While clearing Santa Ana Mayor Miguel Pulido of any criminal conflict of interest related to his property swap with a city contractor, county prosecutors did refer evidence of possible "tax fraud" to the state Franchise Tax Board.
The DA’s suspicion of a potentially illegal scheme to avoid taxes focuses on the reported value of a parking lot in downtown Santa Ana that Pulido's family traded to Rupen James Akoubian, the owner of NAPA Orange County Auto Parts, in exchange for a house in Westminster.
When the deal was consummated in 2010, sales deeds showed the value of both properties to be $200,000. Later, however, the county assessor appraised the house Pulido and his family received at $430,000, but agreed with the reported value of the parking lot.
By 2012, Pulido's family had transferred the Westminster house soley into the mayor's name and he had sold it for $397,000, which based on the sales deeds netted him a $197,000 profit. Meanwhile, Pulido voted in favor of two city contracts for NAPA Orange County Auto Parts.
The mayor admitted to six violations of state law stemming from his failure to publicly disclose financial interests related to the property swap and a conflict of interest vote for one of the contracts.
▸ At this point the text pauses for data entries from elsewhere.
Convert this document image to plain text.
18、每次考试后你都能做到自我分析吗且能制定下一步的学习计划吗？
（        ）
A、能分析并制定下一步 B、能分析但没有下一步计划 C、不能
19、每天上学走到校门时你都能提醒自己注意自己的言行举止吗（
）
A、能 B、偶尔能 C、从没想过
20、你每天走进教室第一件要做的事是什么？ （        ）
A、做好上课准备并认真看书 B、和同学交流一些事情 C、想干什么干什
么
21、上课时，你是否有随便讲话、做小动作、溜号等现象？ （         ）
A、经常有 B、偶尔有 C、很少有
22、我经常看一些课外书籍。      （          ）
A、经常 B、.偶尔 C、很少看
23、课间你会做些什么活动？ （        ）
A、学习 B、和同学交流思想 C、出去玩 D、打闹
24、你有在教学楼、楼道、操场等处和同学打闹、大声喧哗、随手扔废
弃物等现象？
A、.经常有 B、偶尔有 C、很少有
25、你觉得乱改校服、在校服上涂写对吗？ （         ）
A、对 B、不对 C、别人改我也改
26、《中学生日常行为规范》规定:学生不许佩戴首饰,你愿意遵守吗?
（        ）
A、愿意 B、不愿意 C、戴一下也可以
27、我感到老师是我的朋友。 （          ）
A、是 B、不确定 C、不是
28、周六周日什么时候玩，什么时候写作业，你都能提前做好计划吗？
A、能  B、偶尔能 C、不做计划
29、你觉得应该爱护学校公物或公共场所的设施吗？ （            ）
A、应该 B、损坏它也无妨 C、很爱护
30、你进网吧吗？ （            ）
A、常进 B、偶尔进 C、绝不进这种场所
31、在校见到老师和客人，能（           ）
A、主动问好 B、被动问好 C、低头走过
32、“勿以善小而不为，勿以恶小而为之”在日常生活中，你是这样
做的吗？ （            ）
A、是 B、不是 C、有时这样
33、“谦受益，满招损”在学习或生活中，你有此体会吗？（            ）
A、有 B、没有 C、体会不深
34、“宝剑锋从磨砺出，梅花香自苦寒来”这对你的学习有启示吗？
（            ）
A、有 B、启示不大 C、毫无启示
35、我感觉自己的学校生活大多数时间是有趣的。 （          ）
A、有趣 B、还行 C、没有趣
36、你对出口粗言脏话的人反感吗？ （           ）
The state’s Fair Political Practices Commission fined him $13,000 for the violations.
The Orange County District Attorney’s office said in a report released late last Friday that it couldn’t find sufficient evidence for criminal violations of the state’s conflict of interest laws. However, it did raise questions about why the value of the house was set at only $200,000.
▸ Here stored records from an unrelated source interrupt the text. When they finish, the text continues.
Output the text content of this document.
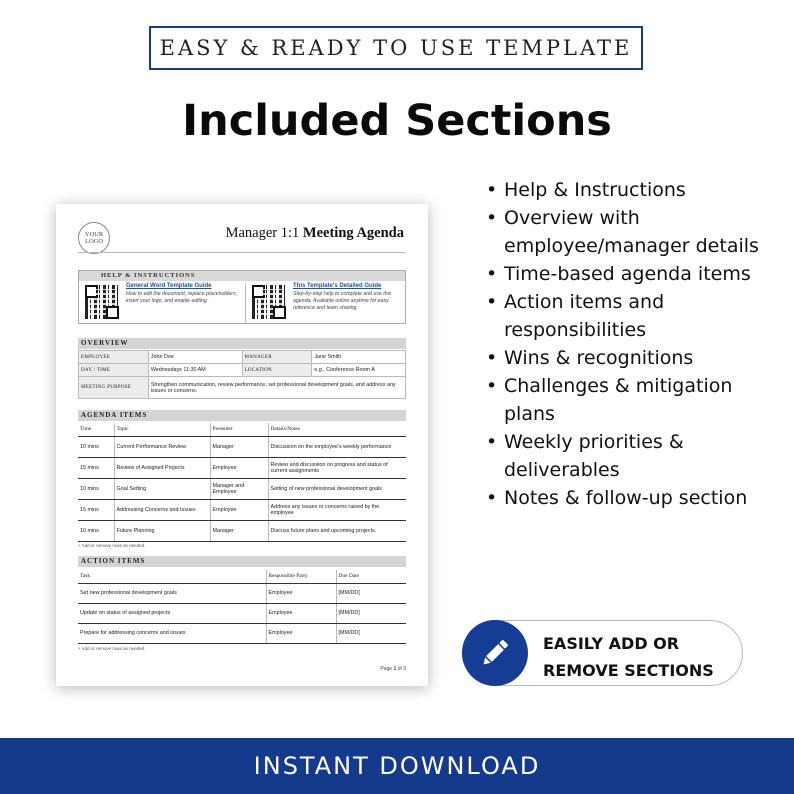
EASY & READY TO USE TEMPLATE
Included Sections
YOUR
LOGO
Manager 1:1 Meeting Agenda
HELP & INSTRUCTIONS
General Word Template Guide
How to edit the document, replace placeholders, insert your logo, and enable editing
This Template's Detailed Guide
Step-by-step help to complete and use this agenda. Available online anytime for easy reference and team sharing.
OVERVIEW
EMPLOYEE	John Doe	MANAGER	Jane Smith
DAY / TIME	Wednesdays 11:30 AM	LOCATION	e.g., Conference Room A
MEETING PURPOSE	Strengthen communication, review performance, set professional development goals, and address any issues or concerns.		
AGENDA ITEMS
Time	Topic	Presenter	Details/Notes
10 mins	Current Performance Review	Manager	Discussion on the employee's weekly performance
15 mins	Review of Assigned Projects	Employee	Review and discussion on progress and status of current assignments
10 mins	Goal Setting	Manager and Employee	Setting of new professional development goals
15 mins	Addressing Concerns and Issues	Employee	Address any issues or concerns raised by the employee
10 mins	Future Planning	Manager	Discuss future plans and upcoming projects.
+ Add or remove rows as needed.
ACTION ITEMS
Task	Responsible Party	Due Date
Set new professional development goals	Employee	[MM/DD]
Update on status of assigned projects	Employee	[MM/DD]
Prepare for addressing concerns and issues	Employee	[MM/DD]
+ Add or remove rows as needed.
Page 1 of 3
• Help & Instructions
• Overview with employee/manager details
• Time-based agenda items
• Action items and responsibilities
• Wins & recognitions
• Challenges & mitigation plans
• Weekly priorities & deliverables
• Notes & follow-up section
EASILY ADD OR
REMOVE SECTIONS
INSTANT DOWNLOAD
According to the report, Akoubian told the DA’s office that the valuations were his idea and that he didn’t put much thought to it. He said he came up with the figure by rounding up the cost basis of the house. Under tax law, the cost basis is generally what the owner originally paid to acquire a property, minus other factors like depreciation.
“That issue has been referred to the [state] Franchise Tax Board to evaluate whether or not there are any possible tax fraud issues associated with the low property value submitted for the Westminster house,” the report states.
This isn’t the first time that the DA’s office reportedly asked an outside agency to probe the property swap for possible tax fraud.
According to a source familiar with the DA’s investigation, prosecutors stalled their inquiry for months and asked the FPPC to wait on issuing its fine until the IRS launched its own investigation. Then, just after Pulido’s reelection last November, DA officials told FPPC officials that the IRS wasn’t interested in the case and they wouldn't be taking any further action, the source said.
Pulido has long had trouble paying his taxes. He and his family have faced numerous tax liens, and his consulting business, The LaFarga Group, has continued to receive income despite having its articles of incorporation suspended for several years due to nonpayment of taxes.